Bender shrugged. “Maybe they couldn't find a car to steal.”

“Who was his buddy? The Spanish guy?”

He turned away. “What's the matter, couldn't find him in the file?”

I trailed him down the front walk. “The file is out of date. Do you know his name? He's ‘Spider' on the street.”

Bender paused with his door open, looked at the night sky peeping through the trees, and said, “You know what I wish? I wish this thing was a convertible. I'd really like to ride home with the top down.”

I offered to lend him a can opener.

He told me that if I went looking for Spider, the entire Connecticut state police force would go out of the way to make my life miserable.

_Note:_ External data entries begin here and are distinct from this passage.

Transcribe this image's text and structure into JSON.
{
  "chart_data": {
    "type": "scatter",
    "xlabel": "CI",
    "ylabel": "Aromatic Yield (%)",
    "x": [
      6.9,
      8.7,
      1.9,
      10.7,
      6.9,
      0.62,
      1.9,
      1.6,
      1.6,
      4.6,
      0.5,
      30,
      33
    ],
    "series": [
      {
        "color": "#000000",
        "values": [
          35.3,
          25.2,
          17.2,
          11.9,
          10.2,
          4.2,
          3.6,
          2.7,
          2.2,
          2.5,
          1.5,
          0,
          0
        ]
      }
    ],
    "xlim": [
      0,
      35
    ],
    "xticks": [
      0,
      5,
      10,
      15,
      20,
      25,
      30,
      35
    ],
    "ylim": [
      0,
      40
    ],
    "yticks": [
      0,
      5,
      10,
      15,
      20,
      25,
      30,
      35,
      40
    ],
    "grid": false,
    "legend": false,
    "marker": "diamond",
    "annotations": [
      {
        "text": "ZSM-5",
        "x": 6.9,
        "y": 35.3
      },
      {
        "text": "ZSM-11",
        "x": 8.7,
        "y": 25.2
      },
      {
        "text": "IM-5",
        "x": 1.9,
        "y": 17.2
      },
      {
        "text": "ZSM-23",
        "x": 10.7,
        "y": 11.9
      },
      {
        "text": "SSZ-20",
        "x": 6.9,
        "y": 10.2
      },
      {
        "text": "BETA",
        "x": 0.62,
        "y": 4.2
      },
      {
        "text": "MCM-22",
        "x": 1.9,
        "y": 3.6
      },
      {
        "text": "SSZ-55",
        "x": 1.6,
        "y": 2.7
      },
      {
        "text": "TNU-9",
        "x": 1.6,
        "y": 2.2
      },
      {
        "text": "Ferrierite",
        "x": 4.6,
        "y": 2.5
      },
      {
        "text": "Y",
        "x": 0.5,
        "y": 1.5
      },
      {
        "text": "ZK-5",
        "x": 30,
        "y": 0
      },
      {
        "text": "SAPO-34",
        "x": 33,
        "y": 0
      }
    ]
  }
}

He demonstrated this ability by writing me a citation for the expired emissions sticker he had noticed on my windshield.

“I'm not a polluter,” I protested. “The car runs cleaner than a new one.”

“Tough.”

At last, someone I could fight with. “Screw you.” I tore up the ticket and ground the pieces into the walk.

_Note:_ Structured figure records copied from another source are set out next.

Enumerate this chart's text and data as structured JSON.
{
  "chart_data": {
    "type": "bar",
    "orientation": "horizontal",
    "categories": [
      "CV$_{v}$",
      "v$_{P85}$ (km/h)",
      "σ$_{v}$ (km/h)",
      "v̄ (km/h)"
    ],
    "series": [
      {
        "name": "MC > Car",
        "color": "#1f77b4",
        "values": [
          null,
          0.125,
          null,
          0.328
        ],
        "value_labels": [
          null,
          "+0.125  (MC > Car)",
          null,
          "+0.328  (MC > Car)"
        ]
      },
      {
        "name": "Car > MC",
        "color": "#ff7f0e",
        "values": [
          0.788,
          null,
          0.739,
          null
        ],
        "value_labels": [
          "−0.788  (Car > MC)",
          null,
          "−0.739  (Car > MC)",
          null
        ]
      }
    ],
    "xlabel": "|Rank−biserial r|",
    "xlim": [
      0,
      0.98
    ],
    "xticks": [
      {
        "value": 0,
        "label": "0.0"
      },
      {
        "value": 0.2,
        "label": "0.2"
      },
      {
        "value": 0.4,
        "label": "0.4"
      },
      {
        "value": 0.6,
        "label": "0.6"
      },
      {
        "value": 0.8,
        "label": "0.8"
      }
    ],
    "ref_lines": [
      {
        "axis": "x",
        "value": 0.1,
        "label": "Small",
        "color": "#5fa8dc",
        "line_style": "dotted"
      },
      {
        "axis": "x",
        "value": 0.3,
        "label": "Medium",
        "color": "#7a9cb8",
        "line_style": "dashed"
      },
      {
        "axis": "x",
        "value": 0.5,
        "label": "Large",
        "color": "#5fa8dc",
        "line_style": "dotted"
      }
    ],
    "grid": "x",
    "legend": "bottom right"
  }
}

Bender wrote a second one for littering. “You got ten days to pay the fines or I'll get a bench warrant for your arrest.”

***

I stomped into the house and telephoned Ramos's Bar. It was after midnight, but I bet few of the afternoon drinkers had strayed. “Ben Abbott, again,” I told the bartender. “The lady at the bar I was talking to? Madame President?”

She came on, a little slurry of tongue. I said, “Since when do radicals rat to pigs?”

“You're not a Pope, Mr. Abbott. You've got no call on solidarity from me.”

“Neither was Martello.”

“Little John was a misguided thug. But compared to you, he's family.”

“I didn't shoot him.”

“That's between you and the police. Or would you rather I had passed your name to the Knights?”